Das fing schon bei dem Aufbau der Pavillons an. „Zuerst wollten wir ein großes Zelt aufstellen, doch dann hätte das mit dem Abstand nicht mehr geklappt“, berichtet Nöring. Also wurde die Variante mit drei kleineren Überdachungen gewählt, die weit voneinander entfernt stehen. Selbst beim Chips-Essen müssen die Betreuer wachsam sein. „Wir müssen den Kindern klar machen, dass nicht jeder reingreifen darf, wenn einer eine Tüte aufreißt“, verdeutlicht Nöring.

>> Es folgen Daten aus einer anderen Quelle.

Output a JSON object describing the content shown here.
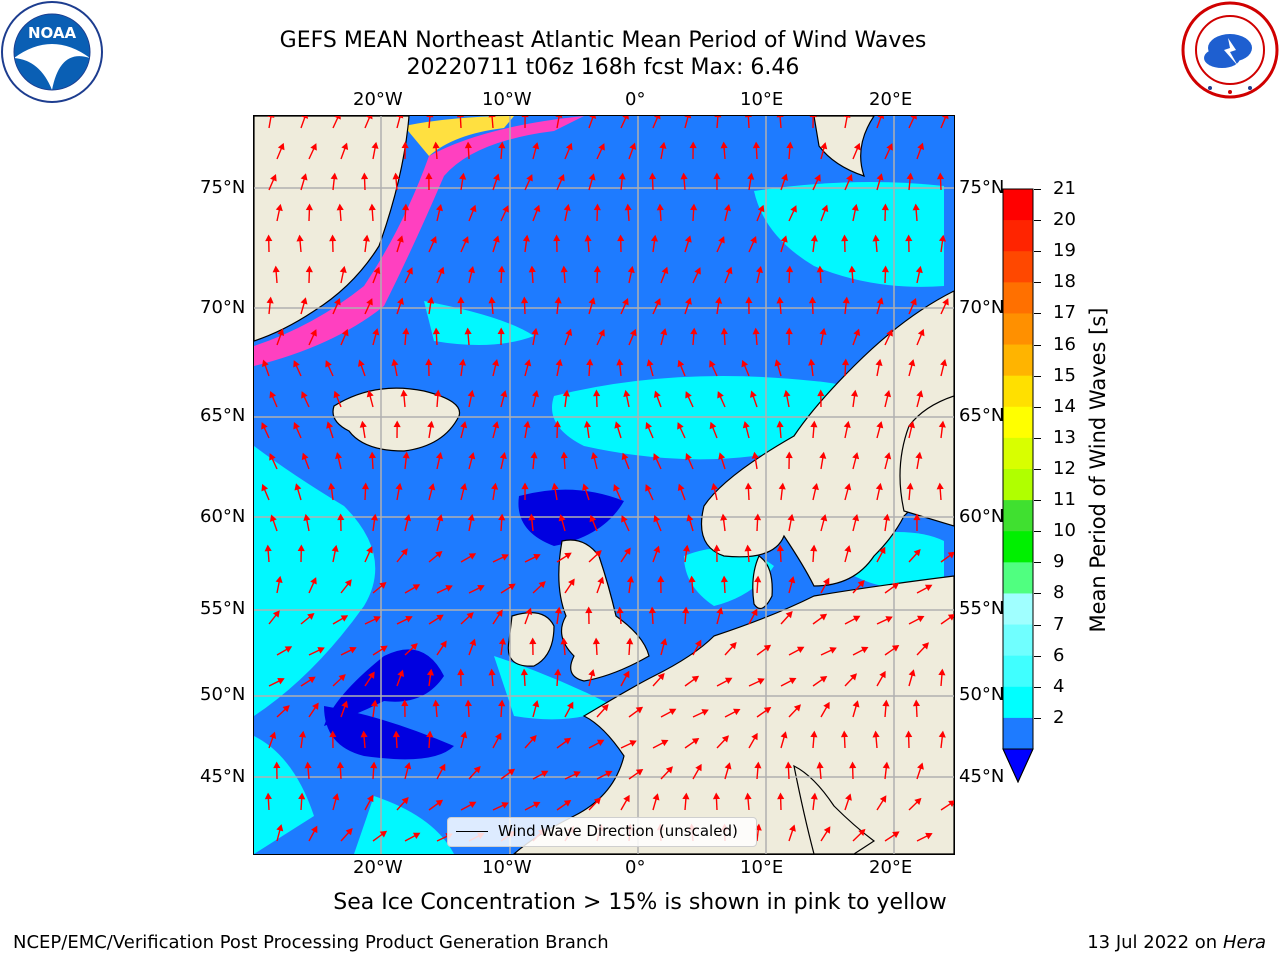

Für Pädagogen wie Helfer ist das ein horrender Aufwand. „Aber die Jugendlichen brauchen die Chance, mal was anderes zu erleben. Einige haben den Lockdown kaum gemerkt, aber es gibt auch welche, die immens gelitten haben“, weiß Nöring. Deshalb sei es gut, dass Jugendarbeit nun wieder stattfinden könne. „Wenn auch mit vielen neuen Regeln, die wir den Kindern erklären müssen, auch um Sorgen und Ängste zu nehmen.“

Geöffnet sein wird das Jugendzentrum dienstags bis freitags sowie jeweils am 2. und 4. Samstag im Monat von 14 bis 19 Uhr. „Das Programm ergibt sich spontan nach dem jeweiligen Bedarf und und unseren Möglichkeiten“, sagt Nöring.